Jane gave us a superior look.
‘Insides,’ she said. ‘But his heart’s there as well. For all we know it might actually have a hole in it, where Saladin struck him with his scimitar.’
It was our turn to be superior.
‘Scimitars don’t stick,’ we said. ‘They slice.’
‘Well, then, with a slice out of it,’ said Jane, tossing her head. ‘Like a melon. Naturally we haven’t looked. But I was allowed to hold the jar in my hands once. It was awfully light; but my father said: “Hearts weigh surprisingly light when courage and fear have left them.”’

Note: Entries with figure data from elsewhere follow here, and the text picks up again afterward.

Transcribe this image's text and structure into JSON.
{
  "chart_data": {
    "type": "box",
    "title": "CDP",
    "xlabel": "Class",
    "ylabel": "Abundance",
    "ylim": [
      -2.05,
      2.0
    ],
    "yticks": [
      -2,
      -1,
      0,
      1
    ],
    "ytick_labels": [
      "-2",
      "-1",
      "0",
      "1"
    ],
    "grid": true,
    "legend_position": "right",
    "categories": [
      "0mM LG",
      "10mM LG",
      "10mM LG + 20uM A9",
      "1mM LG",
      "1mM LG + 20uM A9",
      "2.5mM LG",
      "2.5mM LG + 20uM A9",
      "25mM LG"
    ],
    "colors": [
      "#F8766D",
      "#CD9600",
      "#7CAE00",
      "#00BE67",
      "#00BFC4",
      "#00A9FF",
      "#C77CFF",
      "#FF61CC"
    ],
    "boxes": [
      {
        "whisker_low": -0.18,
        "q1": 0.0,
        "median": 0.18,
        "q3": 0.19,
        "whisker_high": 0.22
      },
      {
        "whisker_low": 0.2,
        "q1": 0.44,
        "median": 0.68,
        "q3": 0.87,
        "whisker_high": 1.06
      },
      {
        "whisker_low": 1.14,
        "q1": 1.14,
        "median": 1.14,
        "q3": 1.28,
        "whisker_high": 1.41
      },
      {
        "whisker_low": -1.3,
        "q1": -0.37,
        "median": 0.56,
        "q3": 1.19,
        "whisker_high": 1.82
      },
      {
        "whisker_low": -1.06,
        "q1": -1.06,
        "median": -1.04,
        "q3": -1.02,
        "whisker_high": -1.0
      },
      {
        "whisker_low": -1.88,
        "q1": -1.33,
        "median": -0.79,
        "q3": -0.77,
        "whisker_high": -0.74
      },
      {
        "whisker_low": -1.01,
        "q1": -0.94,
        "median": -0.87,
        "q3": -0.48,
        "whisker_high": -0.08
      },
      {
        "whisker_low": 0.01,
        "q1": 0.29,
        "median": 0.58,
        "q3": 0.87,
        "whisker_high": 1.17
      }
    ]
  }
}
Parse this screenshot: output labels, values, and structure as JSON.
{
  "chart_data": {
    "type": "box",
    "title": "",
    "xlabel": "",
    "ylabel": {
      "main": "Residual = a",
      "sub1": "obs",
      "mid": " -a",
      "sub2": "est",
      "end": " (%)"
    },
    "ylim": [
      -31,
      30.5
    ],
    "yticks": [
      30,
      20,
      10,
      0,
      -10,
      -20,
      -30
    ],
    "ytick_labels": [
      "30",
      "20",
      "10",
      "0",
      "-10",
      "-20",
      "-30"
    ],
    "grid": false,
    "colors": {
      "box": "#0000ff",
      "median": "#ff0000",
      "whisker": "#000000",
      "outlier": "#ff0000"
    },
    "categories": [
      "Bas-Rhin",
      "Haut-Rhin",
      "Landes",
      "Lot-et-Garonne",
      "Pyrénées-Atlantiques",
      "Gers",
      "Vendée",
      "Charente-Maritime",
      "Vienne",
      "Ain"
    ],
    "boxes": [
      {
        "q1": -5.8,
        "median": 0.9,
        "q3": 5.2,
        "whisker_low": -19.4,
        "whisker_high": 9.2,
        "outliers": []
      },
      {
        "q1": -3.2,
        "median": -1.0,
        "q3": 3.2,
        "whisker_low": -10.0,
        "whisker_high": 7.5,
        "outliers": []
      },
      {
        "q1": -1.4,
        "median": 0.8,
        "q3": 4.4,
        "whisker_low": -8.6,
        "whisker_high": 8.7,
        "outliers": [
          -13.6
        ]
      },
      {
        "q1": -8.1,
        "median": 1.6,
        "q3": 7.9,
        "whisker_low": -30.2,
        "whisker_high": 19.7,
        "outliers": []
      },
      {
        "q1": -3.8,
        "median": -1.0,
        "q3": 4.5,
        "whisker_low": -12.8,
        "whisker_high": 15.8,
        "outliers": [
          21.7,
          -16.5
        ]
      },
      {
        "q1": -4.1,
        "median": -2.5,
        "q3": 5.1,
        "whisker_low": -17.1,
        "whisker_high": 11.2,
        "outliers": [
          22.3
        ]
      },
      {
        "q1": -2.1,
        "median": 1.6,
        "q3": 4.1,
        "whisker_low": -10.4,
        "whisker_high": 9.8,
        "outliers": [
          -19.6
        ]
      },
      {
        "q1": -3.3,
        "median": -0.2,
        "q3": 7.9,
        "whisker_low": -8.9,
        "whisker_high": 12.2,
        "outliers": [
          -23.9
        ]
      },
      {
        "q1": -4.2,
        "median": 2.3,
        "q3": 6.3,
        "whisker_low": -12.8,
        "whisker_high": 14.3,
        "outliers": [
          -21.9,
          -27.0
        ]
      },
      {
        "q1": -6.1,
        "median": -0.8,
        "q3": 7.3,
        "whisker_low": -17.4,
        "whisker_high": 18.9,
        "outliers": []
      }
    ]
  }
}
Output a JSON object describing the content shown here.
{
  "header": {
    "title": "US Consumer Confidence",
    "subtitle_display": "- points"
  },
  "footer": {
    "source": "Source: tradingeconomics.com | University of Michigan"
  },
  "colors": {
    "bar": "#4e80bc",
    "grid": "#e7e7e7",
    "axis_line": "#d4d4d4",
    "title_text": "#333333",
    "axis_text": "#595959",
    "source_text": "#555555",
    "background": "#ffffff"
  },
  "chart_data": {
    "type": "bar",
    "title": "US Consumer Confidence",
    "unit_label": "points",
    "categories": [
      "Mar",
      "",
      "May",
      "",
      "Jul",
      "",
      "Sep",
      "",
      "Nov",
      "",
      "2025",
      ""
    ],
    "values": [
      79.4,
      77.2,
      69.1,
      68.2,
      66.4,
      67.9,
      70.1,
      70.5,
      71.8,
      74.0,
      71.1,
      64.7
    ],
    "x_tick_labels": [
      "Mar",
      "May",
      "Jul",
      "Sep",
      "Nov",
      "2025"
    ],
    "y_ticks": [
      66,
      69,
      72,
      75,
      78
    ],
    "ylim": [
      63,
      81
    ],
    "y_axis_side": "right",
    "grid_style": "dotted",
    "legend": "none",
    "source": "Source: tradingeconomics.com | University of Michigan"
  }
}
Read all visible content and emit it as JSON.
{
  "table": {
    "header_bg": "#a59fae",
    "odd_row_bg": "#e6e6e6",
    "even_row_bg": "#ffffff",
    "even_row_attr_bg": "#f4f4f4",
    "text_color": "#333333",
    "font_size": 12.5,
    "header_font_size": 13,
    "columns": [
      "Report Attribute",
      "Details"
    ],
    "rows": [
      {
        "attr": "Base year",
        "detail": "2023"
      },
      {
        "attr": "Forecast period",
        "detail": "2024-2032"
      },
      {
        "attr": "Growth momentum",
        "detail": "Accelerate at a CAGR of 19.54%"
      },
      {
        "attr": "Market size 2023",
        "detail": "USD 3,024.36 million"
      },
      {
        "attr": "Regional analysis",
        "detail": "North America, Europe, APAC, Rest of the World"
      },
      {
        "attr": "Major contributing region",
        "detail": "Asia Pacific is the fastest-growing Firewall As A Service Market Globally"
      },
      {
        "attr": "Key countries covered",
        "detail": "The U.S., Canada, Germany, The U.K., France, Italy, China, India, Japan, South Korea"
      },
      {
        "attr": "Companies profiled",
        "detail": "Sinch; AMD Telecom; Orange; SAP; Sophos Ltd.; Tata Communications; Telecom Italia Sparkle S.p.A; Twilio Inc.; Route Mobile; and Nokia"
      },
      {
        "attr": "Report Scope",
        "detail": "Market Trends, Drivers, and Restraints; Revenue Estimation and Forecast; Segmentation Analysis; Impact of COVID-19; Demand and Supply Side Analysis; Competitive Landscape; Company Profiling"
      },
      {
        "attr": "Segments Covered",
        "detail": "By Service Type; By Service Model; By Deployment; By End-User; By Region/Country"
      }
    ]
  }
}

We began to think very highly of Jane. ‘Well, that’s that,’ she said, in a businesslike tone. ‘Goodbye, Robert.’ She seemed to be on excellent terms with her ancestor. Then she held up the candle again and a bat’s opening wings threw a huge and grotesque shadow on the roof, like that of a vampire; and Jane with scarcely a glance at it led us up the steps which were wet with green slime and showed us the way back through the garden gate. Another wonder was added to Brensham, which was surely the only village where you could find the heart of a crusader.
Wild Wormës in Woodës
We had peopled the quarries with adders; and sure enough among plenty of grass snakes and blindworms and a few swift darting lizards we found before long the exquisite poisonous creature with the yellow V behind his head. We never had any fear of snakes and I even tried the dangerous experiment of picking up an adder by his tail, and cracking him like a whip; thus, Pistol, Bardolph, or Nym had told us, you snapped his neck and he couldn’t possibly hurt you. But my adder’s neck was made of tougher stuff; he whipped back towards my hand like a piece of Mrs Doan’s cattie-lackey, and I dropped him only just in time. After that we cut ourselves forked sticks when we went adder-hunting and used them to pin our victims to the ground. It was easy then to catch them behind the back of the neck and hold them prisoner while the forked tongue flickered out and the tail lashed back like a steel spring. One day as we held a snake thus we were astonished to discover that its belly was porcelain blue instead of the usual yellowy-white. In other respects it looked like an adder; but we had never heard of a blue-bellied adder and we accepted it as another of the marvels of Brensham. We let it go, and afterwards searched through our nature books in vain for some account of it. Many years later, in an essay by W. H. Hudson, I read how the great naturalist had found just such a snake in the New Forest and how he too had let it go rather than slay it and coil it in a bottle for the learned consideration of the herpetologists whom he despised.
The Sugaring Expedition
Blue-bellied adders, brown jackdaws, merlins, fallow-deer - what more could we ask of Brensham? Certainly there were no Camberwell Beauties, but there was a Convolvulus Hawk Moth, which visits Britain rarely from North Africa and has a wingspan as wide as our largest native moth, the Death’s Head.